When you are coming off a 3 different digit game and there is a 1 digit repeat, you reduce the 220 possible combinations to 84 possible combinations. This equates to 28 possible 3 digit combinations per each of the 3 digits that previously played.
If you can eliminate 2 of those digits then you have only 28 possible 3-digit combinations to work with that include Doubles and Pures. In this scenario, out of the 28 possibles 15 of the 28 are 3 different digit combinations leaving 13 for Doubles & Pures.
If you are working off a No Repeat game, the 220 possibles are reduced to 80 probables. Out of this 80, 50 of the possibles deal with Doubles & Pures while 30 are 3 different digits.

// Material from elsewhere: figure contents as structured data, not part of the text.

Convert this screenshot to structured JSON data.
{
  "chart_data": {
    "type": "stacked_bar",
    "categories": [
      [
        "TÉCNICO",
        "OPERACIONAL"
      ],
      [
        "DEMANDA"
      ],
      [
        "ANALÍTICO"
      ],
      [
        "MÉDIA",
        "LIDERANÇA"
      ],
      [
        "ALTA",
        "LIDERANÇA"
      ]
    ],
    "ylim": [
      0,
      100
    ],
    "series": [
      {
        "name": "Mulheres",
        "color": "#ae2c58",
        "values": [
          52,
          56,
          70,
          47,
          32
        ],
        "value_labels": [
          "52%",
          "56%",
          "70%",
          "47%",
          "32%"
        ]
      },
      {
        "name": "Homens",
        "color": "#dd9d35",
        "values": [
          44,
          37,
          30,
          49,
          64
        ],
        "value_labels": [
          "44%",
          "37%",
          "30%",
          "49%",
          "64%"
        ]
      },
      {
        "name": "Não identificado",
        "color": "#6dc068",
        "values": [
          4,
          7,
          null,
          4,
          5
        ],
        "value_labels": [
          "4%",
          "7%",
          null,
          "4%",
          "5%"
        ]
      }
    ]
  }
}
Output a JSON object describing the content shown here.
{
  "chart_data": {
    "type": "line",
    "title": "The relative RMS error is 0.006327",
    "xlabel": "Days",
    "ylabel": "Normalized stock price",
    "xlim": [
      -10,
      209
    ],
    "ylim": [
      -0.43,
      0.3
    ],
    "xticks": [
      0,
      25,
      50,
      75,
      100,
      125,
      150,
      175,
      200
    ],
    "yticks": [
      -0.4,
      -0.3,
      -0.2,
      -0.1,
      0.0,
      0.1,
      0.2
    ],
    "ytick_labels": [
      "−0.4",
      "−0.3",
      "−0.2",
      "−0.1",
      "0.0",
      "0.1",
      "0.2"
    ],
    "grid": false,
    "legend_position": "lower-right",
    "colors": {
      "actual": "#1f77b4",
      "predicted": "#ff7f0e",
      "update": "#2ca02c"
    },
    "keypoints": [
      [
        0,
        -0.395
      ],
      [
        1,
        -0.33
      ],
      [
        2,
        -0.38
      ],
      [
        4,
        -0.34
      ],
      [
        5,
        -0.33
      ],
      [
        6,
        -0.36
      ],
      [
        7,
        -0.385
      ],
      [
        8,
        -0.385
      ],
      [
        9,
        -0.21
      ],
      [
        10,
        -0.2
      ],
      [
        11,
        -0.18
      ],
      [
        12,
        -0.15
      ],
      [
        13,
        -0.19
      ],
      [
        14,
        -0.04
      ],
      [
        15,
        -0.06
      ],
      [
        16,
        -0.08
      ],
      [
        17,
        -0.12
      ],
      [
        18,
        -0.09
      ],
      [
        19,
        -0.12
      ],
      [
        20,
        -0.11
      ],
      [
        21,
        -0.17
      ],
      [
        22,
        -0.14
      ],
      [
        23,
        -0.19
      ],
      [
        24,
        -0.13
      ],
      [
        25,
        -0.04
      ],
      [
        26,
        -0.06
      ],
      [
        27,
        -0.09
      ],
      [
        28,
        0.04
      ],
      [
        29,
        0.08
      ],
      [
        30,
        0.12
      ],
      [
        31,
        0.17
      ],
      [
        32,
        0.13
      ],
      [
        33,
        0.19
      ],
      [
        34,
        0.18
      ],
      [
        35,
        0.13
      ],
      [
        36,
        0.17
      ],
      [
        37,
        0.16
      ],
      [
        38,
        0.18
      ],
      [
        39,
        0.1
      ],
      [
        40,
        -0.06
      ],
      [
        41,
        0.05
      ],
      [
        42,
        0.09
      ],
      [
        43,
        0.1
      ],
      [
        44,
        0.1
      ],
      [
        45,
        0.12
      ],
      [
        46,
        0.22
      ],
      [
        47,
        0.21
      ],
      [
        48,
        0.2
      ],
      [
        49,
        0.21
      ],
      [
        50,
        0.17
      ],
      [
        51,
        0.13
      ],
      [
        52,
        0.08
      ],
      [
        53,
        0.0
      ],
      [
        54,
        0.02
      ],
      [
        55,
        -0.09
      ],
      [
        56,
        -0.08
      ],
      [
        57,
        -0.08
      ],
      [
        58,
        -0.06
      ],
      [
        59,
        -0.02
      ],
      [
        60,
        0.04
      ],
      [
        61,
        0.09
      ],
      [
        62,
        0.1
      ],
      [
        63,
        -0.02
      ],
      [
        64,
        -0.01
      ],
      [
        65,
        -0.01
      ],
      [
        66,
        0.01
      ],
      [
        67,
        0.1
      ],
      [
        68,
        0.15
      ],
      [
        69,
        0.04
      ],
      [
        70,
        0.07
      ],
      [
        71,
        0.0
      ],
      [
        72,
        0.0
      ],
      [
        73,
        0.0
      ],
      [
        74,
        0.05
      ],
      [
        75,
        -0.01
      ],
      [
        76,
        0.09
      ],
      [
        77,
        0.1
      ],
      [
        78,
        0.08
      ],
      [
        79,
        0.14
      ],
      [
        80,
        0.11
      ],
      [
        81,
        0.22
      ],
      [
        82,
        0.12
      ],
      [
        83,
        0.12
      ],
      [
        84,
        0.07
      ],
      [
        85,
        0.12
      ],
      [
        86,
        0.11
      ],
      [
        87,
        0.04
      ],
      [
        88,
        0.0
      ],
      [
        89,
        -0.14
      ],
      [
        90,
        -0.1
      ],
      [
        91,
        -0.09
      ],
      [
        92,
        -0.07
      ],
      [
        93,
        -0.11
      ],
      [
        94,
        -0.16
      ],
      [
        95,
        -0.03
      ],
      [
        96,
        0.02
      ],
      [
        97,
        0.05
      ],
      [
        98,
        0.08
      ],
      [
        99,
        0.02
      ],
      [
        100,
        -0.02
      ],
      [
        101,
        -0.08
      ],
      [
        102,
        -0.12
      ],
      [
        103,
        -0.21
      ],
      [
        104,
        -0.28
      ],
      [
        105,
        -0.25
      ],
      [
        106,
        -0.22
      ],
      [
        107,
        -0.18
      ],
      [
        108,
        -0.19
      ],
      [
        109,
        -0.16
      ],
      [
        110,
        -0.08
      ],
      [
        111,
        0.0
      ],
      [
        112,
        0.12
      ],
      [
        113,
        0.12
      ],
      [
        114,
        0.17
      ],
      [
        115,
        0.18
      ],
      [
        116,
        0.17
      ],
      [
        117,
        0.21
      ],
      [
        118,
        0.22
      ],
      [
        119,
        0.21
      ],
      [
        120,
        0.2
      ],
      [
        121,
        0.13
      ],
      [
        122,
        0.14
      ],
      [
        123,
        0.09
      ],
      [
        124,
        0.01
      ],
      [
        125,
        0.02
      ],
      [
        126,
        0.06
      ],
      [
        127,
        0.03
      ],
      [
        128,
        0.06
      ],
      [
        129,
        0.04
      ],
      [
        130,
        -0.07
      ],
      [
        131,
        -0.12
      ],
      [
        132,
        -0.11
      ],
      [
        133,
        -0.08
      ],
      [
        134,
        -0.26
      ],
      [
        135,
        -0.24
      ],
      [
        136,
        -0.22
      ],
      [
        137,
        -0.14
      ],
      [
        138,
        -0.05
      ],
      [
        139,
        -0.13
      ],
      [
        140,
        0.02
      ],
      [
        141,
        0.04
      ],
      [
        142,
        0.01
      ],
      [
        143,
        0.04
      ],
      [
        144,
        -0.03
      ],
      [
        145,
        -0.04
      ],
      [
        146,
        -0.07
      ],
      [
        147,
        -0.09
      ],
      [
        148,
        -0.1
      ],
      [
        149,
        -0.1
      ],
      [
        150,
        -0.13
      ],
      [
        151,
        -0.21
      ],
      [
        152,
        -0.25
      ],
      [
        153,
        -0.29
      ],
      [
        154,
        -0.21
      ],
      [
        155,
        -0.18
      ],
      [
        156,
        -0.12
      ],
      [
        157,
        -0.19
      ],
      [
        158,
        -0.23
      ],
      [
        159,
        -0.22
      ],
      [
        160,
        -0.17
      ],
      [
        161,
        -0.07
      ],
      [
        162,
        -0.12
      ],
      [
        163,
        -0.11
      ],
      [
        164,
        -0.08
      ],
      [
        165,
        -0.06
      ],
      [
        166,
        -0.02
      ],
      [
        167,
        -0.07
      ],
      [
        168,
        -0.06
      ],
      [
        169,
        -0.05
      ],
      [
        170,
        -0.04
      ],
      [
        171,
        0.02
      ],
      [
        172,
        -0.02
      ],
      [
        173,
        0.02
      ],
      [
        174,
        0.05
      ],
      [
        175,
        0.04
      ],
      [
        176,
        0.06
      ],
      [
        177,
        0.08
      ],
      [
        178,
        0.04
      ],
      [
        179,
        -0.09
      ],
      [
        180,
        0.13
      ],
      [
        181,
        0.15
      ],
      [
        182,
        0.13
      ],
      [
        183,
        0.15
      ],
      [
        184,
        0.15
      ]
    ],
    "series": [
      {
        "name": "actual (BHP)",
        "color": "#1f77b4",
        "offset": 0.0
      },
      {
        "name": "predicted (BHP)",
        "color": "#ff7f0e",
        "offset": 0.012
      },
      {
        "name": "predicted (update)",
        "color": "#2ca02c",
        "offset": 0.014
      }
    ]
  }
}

I found here in Texas Midday that with the 50/30 split with Doubles & Pures being the larger group that Doubles happen more often coming off a No Repeat then a Repeat situation by a 57 to 45 ratio in the database I have that goes back to 2-3-2003. There are periods of time when each is running about 50/50 but there seem to be longer periods of time when the case of a Double appearing on a Non-repeat instance happens more often then coming on a Repeat situation.
When I checked the South Carolina Combined Database, things were different. Seems a Double happening with a repeat digit from previous game (whether the single digit or the one that doubles) happens more often then a Double coming off a "non-repeat" circumstance.
In fact, Doubles in SC (database goes back to 10-1-2003) they were about 50/50 starting out until Doubles with a repeat digit took a slight lead to be 69 to 62 in the final analysis. For this reason I wonder if things might be different if only Individual databases were analysised and it would also be on a "state-by-state" basis as to whether the higher ratio would pertain to Repeat situations or No Repeat situations.
Something else, if you are coming off a Doubles game and have a 1 digit repeat, the 220 combinations are reduced to 72 possibles. Of these 50 will be 3 different digits and 22 will be Doubles/Pures. I know we sometimes see "back to back" doubles and you would think the probability of that happening would be less of a chance with the higher ratio of 3 different digits probable then Doubles.
Anyway....thought the above would be a little "food for thought" <G>